The Chenegai attack flattened the building and killed scores of civilians. By contrast, last November a drone strike targeted a madrassa in Hangu, in the first drone strike to hit beyond Pakistan’s tribal regions. The attack took out a single room.
Although there were reportedly up to 80 students in the building, the strike killed at least six men, allegedly militants.
Opposition party leader Imran Khan claimed in a press conference that four children died in the attack, but at the time of writing the Bureau had been unable to confirm any civilian deaths.
An unnamed US official later denied to the Washington Post that the strike hit a madrassa, saying it targeted ‘a compound associated with the Haqqani Network’ near the madrassa.
Related story – More than 2,400 dead as Obama’s drone campaign marks five years
The difference between these two strikes hints at how the US has adjusted its tactics over the course of the campaign.
US drones fire Hellfire missiles and the much more powerful GBU laser-guided bombs. The Hellfire is a product of the Cold War, designed to destroy Soviet tanks. But the US has adapted the drone-mounted versions, lowering the explosive yield twice, according to Chris Woods, investigative journalist and author of forthcoming book Sudden Justice: America’s Secret Drone Wars.
Reducing explosive power ‘makes a great deal of sense’, Woods adds. ‘A missile designed to bore through thick Soviet armour when used against mud-brick houses in Pakistan is going to have pretty catastrophic effects.’
The US has added new Hellfire variants to its drone arsenal, according to a former drone pilot. These new variants include specialised missiles for attacking vehicles, others with a delayed fuse designed to smash through walls and detonate inside buildings, and anti-personnel missiles with a metal sleeve that splinters on detonation.
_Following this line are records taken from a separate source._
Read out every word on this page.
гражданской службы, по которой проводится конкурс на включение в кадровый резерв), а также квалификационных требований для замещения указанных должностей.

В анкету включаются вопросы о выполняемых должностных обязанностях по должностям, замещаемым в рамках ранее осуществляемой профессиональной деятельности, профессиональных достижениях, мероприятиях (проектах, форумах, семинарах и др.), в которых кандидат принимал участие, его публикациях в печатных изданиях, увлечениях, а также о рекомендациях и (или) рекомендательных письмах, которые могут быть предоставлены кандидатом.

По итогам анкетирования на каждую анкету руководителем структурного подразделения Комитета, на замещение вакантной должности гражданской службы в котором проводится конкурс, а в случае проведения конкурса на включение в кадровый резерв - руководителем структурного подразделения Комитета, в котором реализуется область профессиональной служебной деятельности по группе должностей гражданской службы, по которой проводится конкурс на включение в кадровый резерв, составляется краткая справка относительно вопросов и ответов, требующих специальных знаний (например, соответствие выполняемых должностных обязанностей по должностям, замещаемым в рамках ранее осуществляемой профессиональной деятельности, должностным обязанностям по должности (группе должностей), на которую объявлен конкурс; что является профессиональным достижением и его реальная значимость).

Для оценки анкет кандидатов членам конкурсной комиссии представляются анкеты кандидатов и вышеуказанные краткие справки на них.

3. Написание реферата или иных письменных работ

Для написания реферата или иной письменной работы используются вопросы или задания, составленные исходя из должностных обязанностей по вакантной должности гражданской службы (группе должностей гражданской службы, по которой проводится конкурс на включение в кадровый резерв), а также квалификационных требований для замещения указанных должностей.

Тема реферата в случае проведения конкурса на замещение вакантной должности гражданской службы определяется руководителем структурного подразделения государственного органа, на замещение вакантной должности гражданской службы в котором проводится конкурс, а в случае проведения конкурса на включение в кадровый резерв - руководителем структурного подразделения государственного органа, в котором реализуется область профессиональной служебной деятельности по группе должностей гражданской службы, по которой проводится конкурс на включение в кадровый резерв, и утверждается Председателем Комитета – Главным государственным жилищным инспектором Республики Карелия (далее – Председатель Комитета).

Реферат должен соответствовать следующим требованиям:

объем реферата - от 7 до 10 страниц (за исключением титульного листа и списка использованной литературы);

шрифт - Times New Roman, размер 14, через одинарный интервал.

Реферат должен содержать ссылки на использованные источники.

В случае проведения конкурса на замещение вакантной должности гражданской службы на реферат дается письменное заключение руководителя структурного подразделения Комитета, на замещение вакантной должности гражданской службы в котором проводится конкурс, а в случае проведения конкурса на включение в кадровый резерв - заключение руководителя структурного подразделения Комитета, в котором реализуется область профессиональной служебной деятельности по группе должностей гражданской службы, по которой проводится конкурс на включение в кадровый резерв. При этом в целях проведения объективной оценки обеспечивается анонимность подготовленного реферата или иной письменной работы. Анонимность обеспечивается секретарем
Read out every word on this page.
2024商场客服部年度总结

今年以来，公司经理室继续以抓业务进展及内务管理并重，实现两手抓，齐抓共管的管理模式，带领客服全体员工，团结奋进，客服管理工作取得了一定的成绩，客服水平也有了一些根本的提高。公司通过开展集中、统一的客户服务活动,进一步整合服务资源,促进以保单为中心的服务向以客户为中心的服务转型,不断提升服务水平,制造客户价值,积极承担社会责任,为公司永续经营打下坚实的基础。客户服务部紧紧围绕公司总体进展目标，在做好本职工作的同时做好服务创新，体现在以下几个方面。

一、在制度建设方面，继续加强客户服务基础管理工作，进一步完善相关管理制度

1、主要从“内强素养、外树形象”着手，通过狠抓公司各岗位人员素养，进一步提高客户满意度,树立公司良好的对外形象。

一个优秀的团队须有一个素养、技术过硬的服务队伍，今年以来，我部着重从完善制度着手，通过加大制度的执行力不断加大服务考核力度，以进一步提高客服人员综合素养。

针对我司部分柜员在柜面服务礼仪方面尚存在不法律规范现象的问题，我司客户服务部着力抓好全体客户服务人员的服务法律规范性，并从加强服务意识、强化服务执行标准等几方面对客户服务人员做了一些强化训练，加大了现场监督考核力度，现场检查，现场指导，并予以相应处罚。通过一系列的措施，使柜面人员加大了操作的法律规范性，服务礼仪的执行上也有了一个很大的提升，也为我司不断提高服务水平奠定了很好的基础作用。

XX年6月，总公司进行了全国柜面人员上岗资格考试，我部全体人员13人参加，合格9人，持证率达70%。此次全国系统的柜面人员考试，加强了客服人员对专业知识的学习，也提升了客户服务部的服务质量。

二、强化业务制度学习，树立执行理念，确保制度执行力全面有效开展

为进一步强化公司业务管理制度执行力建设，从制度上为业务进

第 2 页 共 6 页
When drone strikes started in Pakistan, the CIA only had access to small fleet of slow Predator drones, carrying up to two Hellfire missiles. But when the CIA acquired larger, more powerful Reaper drones, larger and more powerful bombs was added to their armoury.
Meanwhile, the GBU-12 and GBU-38 laser-guided bombs have at least five times the explosive power of a Hellfire and, according to Woods, are ‘used when they want to be sure of a kill,’ particularly ‘when high-value targets are involved’.
The data shows the constantly shifting nature of the drone campaign, as the CIA and their targets adapt their tactics and behaviour in a game of cat-and-mouse.
‘When vehicles used by militants began to be targeted frequently, militants decreased their use of vehicles to avoid drone strikes,’ Mahsud says. ‘Now in many areas, militants travel on foot from one place to another.’
The Bureau has not recorded a similar change in Yemen where vehicles are the most common target. The US has been striking al Qaeda with drones since 2002 when it killed six alleged militants in a strike on a car.
The drone strikes on vehicles in Yemen do kill civilians. However, they are generally targeted when in sparsely populated areas, outside urban spaces. This appears to be a conscious effort to reduce collateral damage. In general the attacks in Yemen are reportedly less lethal for civilians. In Yemen on average one civilian is killed in every other strike whereas in Pakistan, on average more than one civilian is killed in each strike.
‘As we’ve seen in Yemen, the CIA is careful in what it chooses to target – for example the deliberate focussing on moving vehicles between towns to limit the potential for collateral damage,’ said Woods. ‘What is so shocking to think about in Pakistan is that the CIA has continued to target homes in villages even up until 2013.’